AN EXPLANATION FOR HOW AN APPARENT LONG STOPPAGE IN HOT SPRING AND GEYSER ACTIVITY AT UPPER GEYSER BASIN, YELLOWSTONE NATIONAL PARK MAY HAVE COME ABOUT
Apparently, hydrothermal discharge may have stopped throughout much or all of the UBG for over 7 ka in spite of ongoing seismicity and repeated cycles of uplift and subsidence within the Yellowstone caldera that now keep paths for hydrothermal upflow open. This may have occurred because the paths for recharge of water toward the deep heat source (not greatly affected by seismicity) became clogged by the growth of quartz at 375° to 400°C (near the brittle to plastic transition temperature). As the inflow paths became increasingly restricted or throttled, the fluid pressure at the interface with the heat source decreased, resulting in a decrease in fluid pressure along the upward flow path. Eventually that pressure decreased enough to allow groundwater to flow into and down channels that previously had been paths for hydrothermal upflow. Hot spring and geyser activity then came to an end.

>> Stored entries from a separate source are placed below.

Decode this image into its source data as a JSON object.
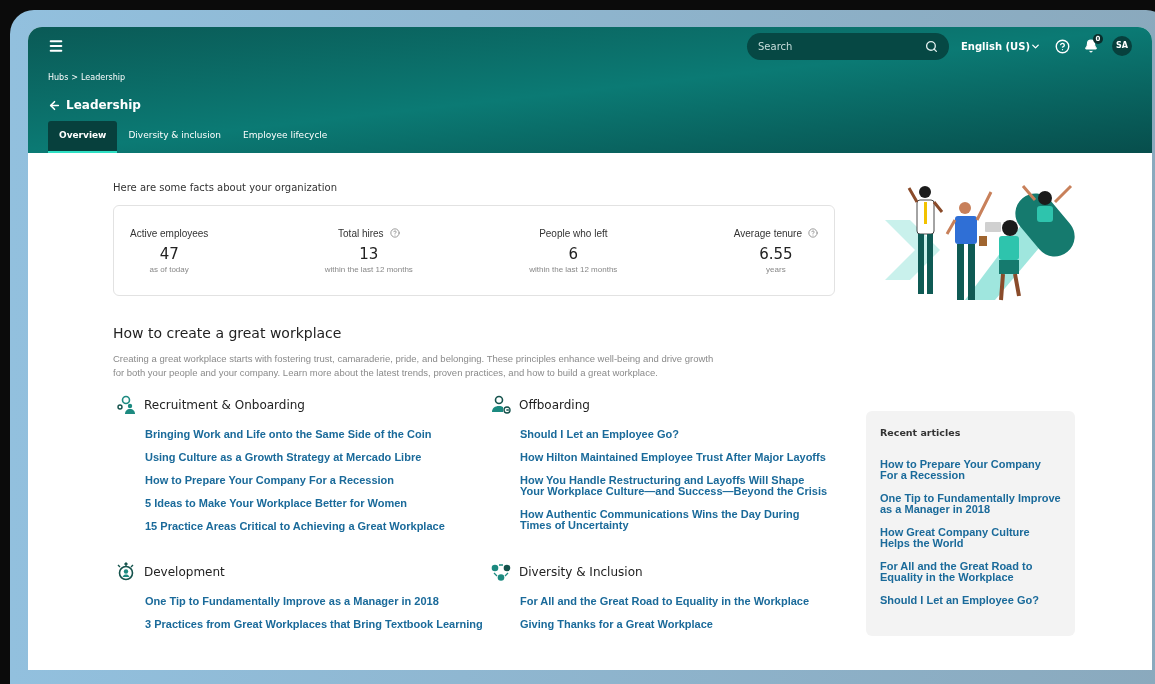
{
  "header": {
    "search": {
      "placeholder": "Search"
    },
    "language": "English (US)",
    "notifications": "0",
    "avatar": "SA"
  },
  "breadcrumb": [
    "Hubs",
    "Leadership"
  ],
  "breadcrumb_separator": ">",
  "page_title": "Leadership",
  "tabs": [
    {
      "label": "Overview",
      "selected": true
    },
    {
      "label": "Diversity & inclusion",
      "selected": false
    },
    {
      "label": "Employee lifecycle",
      "selected": false
    }
  ],
  "facts": {
    "intro": "Here are some facts about your organization",
    "stats": [
      {
        "label": "Active employees",
        "value": "47",
        "note": "as of today",
        "info_icon": false
      },
      {
        "label": "Total hires",
        "value": "13",
        "note": "within the last 12 months",
        "info_icon": true
      },
      {
        "label": "People who left",
        "value": "6",
        "note": "within the last 12 months",
        "info_icon": false
      },
      {
        "label": "Average tenure",
        "value": "6.55",
        "note": "years",
        "info_icon": true
      }
    ]
  },
  "guide": {
    "title": "How to create a great workplace",
    "description": "Creating a great workplace starts with fostering trust, camaraderie, pride, and belonging. These principles enhance well-being and drive growth for both your people and your company. Learn more about the latest trends, proven practices, and how to build a great workplace.",
    "sections": [
      {
        "kind": "recruitment",
        "title": "Recruitment & Onboarding",
        "links": [
          "Bringing Work and Life onto the Same Side of the Coin",
          "Using Culture as a Growth Strategy at Mercado Libre",
          "How to Prepare Your Company For a Recession",
          "5 Ideas to Make Your Workplace Better for Women",
          "15 Practice Areas Critical to Achieving a Great Workplace"
        ]
      },
      {
        "kind": "offboarding",
        "title": "Offboarding",
        "links": [
          "Should I Let an Employee Go?",
          "How Hilton Maintained Employee Trust After Major Layoffs",
          "How You Handle Restructuring and Layoffs Will Shape Your Workplace Culture—and Success—Beyond the Crisis",
          "How Authentic Communications Wins the Day During Times of Uncertainty"
        ]
      },
      {
        "kind": "development",
        "title": "Development",
        "links": [
          "One Tip to Fundamentally Improve as a Manager in 2018",
          "3 Practices from Great Workplaces that Bring Textbook Learning"
        ]
      },
      {
        "kind": "diversity",
        "title": "Diversity & Inclusion",
        "links": [
          "For All and the Great Road to Equality in the Workplace",
          "Giving Thanks for a Great Workplace"
        ]
      }
    ]
  },
  "recent_articles": {
    "title": "Recent articles",
    "links": [
      "How to Prepare Your Company For a Recession",
      "One Tip to Fundamentally Improve as a Manager in 2018",
      "How Great Company Culture Helps the World",
      "For All and the Great Road to Equality in the Workplace",
      "Should I Let an Employee Go?"
    ]
  }
}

The reopening of paths for recharge at the base of hydrothermal activity might have been accomplished by a major injection of lithostatically-pressured magmatic fluid across the brittle-plastic transition zone from plastic rock into overlying brittle rock. Alternatively, downflow of groundwater along previous paths of upflow may have resulted in a repressurization of the fluid at the interface with the magmatic heat source. Either way, vigorous hydrothermal convective upflow apparently was reestablished about 750 years ago.